Cryptogram puzzles are solved for enjoyment and the method used against them is usually some form of frequency analysis. This is the act of using known statistical information and patterns about the plaintext to determine it. In cryptograms, each letter of the alphabet is encrypted to another letter. This table of letter-letter translations is what makes up the key. Because the letters are simply converted and nothing is scrambled, the cipher is left open to this sort of analysis; all we need is that ciphertext. If the attacker knows that the language used is English, for example, there are a great many patterns that can be searched for. Classic frequency analysis involves tallying up each letter in the collected ciphertext and comparing the percentages against the English language averages. If the letter "M" is most common then it is resonable to guess that "E"-->"M" in the cipher because E is the most common letter in the English language. These sorts of clues can be bounced off each other to derive the key and the original plaintext. The more collected ciphertext the attacker has, the better this will work. As the amount of information increases, its statistical profile will draw closer and closer to that of English (for example). This sort of thing can also be applied to groups of characters ("TH" is a very common combination in English for example). The example frequency analysis image above was performed on the first three sentences of this paragraph turned into a cryptogram. As you can see, the English language is very predictable with regard to letter frequency and this can exploited in some situations to break ciphers.
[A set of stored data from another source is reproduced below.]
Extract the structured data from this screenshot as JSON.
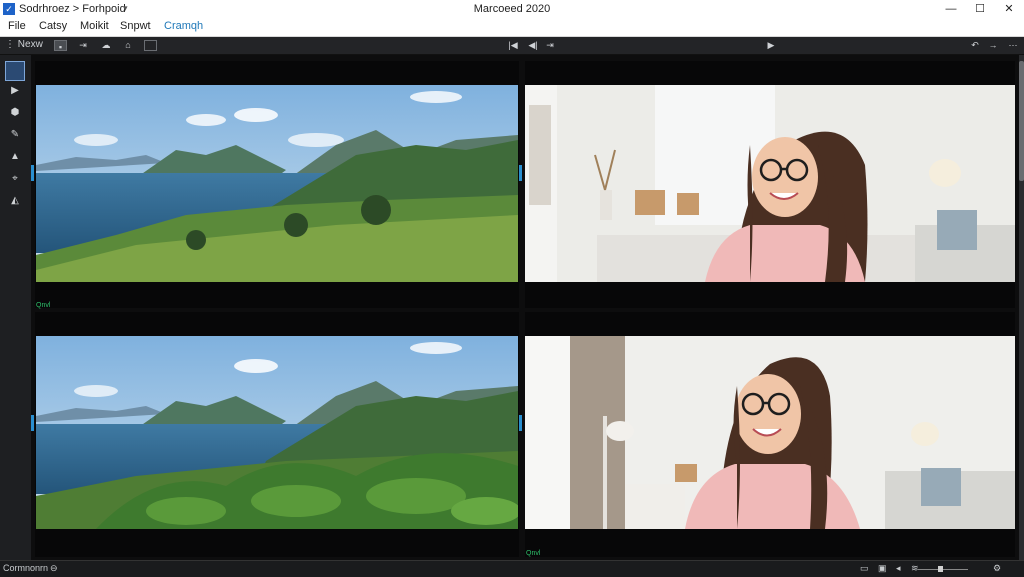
{
  "titlebar": {
    "app_title": "Sodrhroez > Forhpoid",
    "window_title": "Marcoeed 2020",
    "minimize": "—",
    "maximize": "☐",
    "close": "✕"
  },
  "menu": {
    "items": [
      "File",
      "Catsy",
      "Moikit",
      "Snpwt",
      "Cramqh"
    ],
    "active_index": 4
  },
  "toolbar": {
    "new_label": "Nexw",
    "prev_icon": "skip-back-icon",
    "play_icon": "play-icon"
  },
  "tools": [
    "select-tool-icon",
    "play-tool-icon",
    "shape-tool-icon",
    "pen-tool-icon",
    "warning-tool-icon",
    "crop-tool-icon",
    "fill-tool-icon"
  ],
  "panels": [
    {
      "name": "landscape-top",
      "marker": "Qnvl",
      "content": "mountain lake landscape"
    },
    {
      "name": "portrait-top",
      "marker": "",
      "content": "smiling woman with glasses"
    },
    {
      "name": "landscape-bottom",
      "marker": "",
      "content": "mountain lake landscape with leafy plants"
    },
    {
      "name": "portrait-bottom",
      "marker": "Qnvl",
      "content": "smiling woman with glasses"
    }
  ],
  "status": {
    "left_text": "Cormnonrn",
    "icons": [
      "layout-icon",
      "save-icon",
      "speaker-icon",
      "clip-icon",
      "mute-icon",
      "volume-slider",
      "gear-icon"
    ]
  },
  "colors": {
    "accent": "#1f78b8",
    "selection": "#2b4a73",
    "marker_green": "#2ec06a",
    "panel_bg": "#070708"
  }
}
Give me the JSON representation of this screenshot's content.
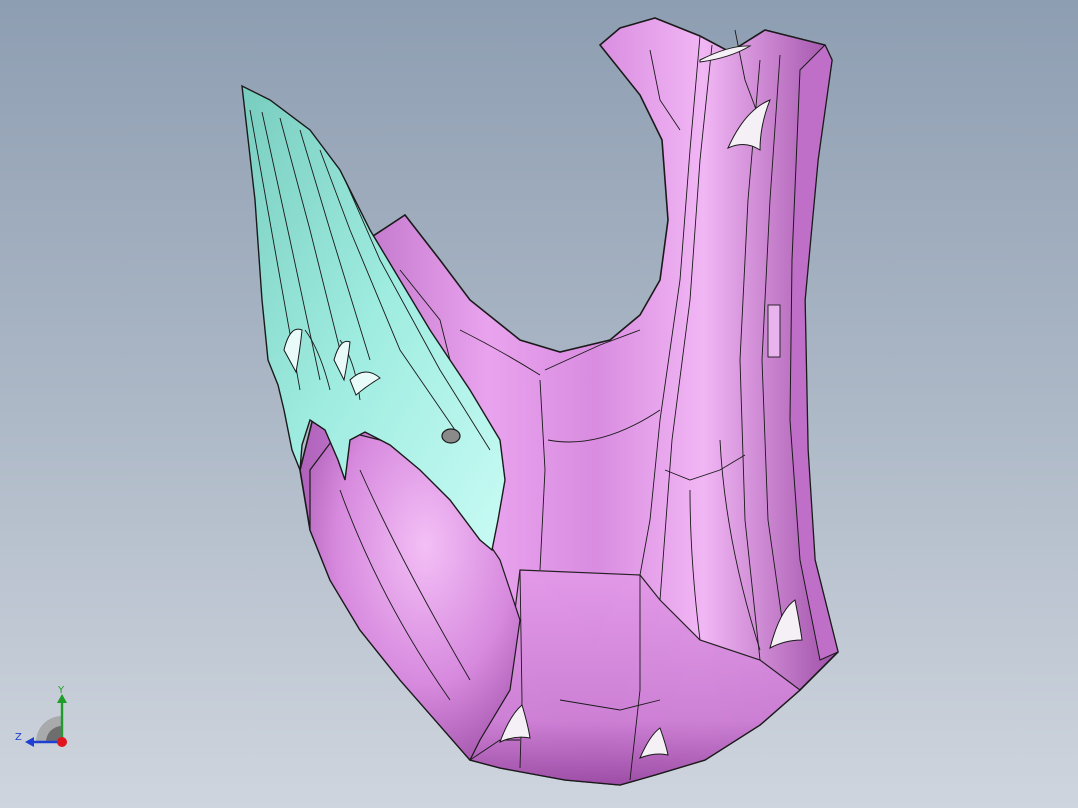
{
  "viewport": {
    "background_top": "#8e9eb2",
    "background_bottom": "#cfd5de"
  },
  "model": {
    "body_color": "#d98ce0",
    "body_highlight": "#f1b6f4",
    "body_shadow": "#9f4fa8",
    "fin_color": "#8fe6d9",
    "fin_highlight": "#c8fbf4",
    "edge_color": "#1a1a1a"
  },
  "triad": {
    "y_label": "Y",
    "z_label": "Z",
    "y_color": "#1f9d2a",
    "z_color": "#1e3fd1",
    "x_color": "#e0141c"
  }
}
Toy Ciphers and Practicing

As we learn more about cryptanalysis and read papers about attacks, we'll need a way to actually learn what is read. I like to create toy ciphers to try out attacks or develop new ones. These are encryption algorithms that are invented for the purpose of being broken. You can just string some cipher components together in a way that makes sense for the attack you'd like to try. By starting simple and not just copying whatever cipher is broken in the paper you're reading, you can learn a lot more. Also, more practice can be had by applying techniques against weakened variants of real-world ciphers. I also find it helpful to shrink the block and key sizes down a lot when first trying something new. This allows some results to be worked out by hand with pen/paper and can aid in troubleshooting code. The paper "Self-Study Course in Block Cipher Cryptanalysis" by Bruce Scheneir describes some weakened cipher variants for beginners and makes a good starting point.

Linear and Differential Cryptanalysis

Here I will briefly describe (only an overview) two of the most revolutionary analysis methods for cryptography in recent years. A great deal of new research stems from them and understanding the methods is important. I urge the reader to take their time as they read more into these subjects. Ask yourself questions "why is that?", "what does that mean?", "how can i test that out?". I'm a firm believer that passively reading something is useless compared to actively reading it. Differential cryptanalysis is an attack published by Eli Biham and Adi Shamir in 1990. It was discovered earlier by both IBM (1974) and the NSA (who knows?) but kept secret. It is a chosen-plaintext attack that involves choosing plaintexts in pairs with a particular XOR difference and looking for a corresponding XOR difference in the pairs of ciphertext produced. Linear cryptanalysis was discovered and published by Mitsuru Matsui in 1992 as an attack on FEAL. It is a known-plaintext attack that builds a linear approximation of the cipher (using XOR operations on various bits) and then compares the expression to the collected plaintext to estimate the likely keys.